Der Direktor des Internationalen Ausstellungszentrums MosExpo, Andrew Belyankin, vergab Auszeichnungen in sieben Kategorien und stellte fest, dass die Kommission Schwierigkeiten hatte, die besten auszuwählen, da viele Unternehmen Auszeichnungen verdient hätten. Ausgezeichnet wurden Italian Top Gears für den besten ausländischen Stand, Ungertelevator für das beste Standdesign und Liftpress für die aktive Teilnahme und Förderung der Messe.

Am Vorabend der offiziellen Ausstellungseröffnung fand das Wirtschaftsprogramm „Forum der Arbeiter der Aufzugs-, Versorgungs- und Bauindustrie“ statt. Während der Ausstellung fanden weitere Konferenzen zu unterschiedlichen Themen statt. Es wurde eine Präsentation zur Förderung des Aufzugsmarktes in Russland sowie eine Präsentation von Unternehmen der europäischen Verbände European Lift Components Association und ANICA (Italienischer Aufzugskomponentenverband) gehalten.
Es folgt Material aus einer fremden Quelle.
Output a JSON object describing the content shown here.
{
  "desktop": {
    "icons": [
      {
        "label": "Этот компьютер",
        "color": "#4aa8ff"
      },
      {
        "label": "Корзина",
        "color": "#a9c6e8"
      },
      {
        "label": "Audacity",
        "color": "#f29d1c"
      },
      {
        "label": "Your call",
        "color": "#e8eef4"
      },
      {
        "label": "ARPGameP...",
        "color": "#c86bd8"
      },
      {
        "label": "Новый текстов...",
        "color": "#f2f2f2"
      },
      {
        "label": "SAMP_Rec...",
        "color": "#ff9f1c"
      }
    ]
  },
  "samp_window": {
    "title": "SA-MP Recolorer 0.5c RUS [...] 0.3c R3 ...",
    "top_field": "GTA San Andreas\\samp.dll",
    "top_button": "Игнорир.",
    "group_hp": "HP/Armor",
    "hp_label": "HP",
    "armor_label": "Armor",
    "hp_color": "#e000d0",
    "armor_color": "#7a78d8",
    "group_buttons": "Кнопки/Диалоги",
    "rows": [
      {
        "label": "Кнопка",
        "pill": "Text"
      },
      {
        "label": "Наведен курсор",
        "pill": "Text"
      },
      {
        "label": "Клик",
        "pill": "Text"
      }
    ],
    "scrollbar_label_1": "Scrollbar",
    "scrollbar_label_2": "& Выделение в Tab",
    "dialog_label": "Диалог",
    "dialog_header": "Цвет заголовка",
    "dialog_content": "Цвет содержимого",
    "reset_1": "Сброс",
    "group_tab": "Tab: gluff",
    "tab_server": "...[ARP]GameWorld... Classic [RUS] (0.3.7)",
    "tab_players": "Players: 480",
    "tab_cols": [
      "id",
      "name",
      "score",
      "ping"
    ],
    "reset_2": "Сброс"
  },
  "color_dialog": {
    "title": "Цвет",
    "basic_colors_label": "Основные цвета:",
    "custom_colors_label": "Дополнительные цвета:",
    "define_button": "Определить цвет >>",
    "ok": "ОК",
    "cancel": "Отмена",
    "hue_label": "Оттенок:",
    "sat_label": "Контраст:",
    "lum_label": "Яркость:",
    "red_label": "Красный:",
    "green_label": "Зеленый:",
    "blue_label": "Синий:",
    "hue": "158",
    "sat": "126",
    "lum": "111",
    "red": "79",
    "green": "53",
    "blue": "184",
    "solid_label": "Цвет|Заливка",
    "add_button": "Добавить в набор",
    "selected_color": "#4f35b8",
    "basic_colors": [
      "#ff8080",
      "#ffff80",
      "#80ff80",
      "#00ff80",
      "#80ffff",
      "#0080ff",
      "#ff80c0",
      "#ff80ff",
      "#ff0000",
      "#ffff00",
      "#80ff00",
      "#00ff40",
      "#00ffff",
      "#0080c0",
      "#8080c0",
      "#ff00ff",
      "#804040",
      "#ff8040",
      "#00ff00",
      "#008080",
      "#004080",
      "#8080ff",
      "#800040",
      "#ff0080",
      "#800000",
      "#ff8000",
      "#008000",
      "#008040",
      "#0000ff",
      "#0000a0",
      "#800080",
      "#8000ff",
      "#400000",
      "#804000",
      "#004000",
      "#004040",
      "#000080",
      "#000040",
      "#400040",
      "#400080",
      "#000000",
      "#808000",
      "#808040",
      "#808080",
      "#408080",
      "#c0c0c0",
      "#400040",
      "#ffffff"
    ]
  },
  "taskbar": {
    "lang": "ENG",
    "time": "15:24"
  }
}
Darüber hinaus stellten Hochschulstudenten der Aufzugsbranche ihre Abschlussarbeiten vor und es wurde ein Workshop zum Berufseinstieg der technischen Aufzugsinstandhaltung durchgeführt.

Nach Aussage der Teilnehmer und Gäste bestand das Hauptziel der Ausstellung darin, mit Kollegen zu kommunizieren, alte Beziehungen zu stärken und neue aufzubauen sowie einen konstruktiven Dialog zu ermöglichen, um die Zusammenarbeit zu stärken.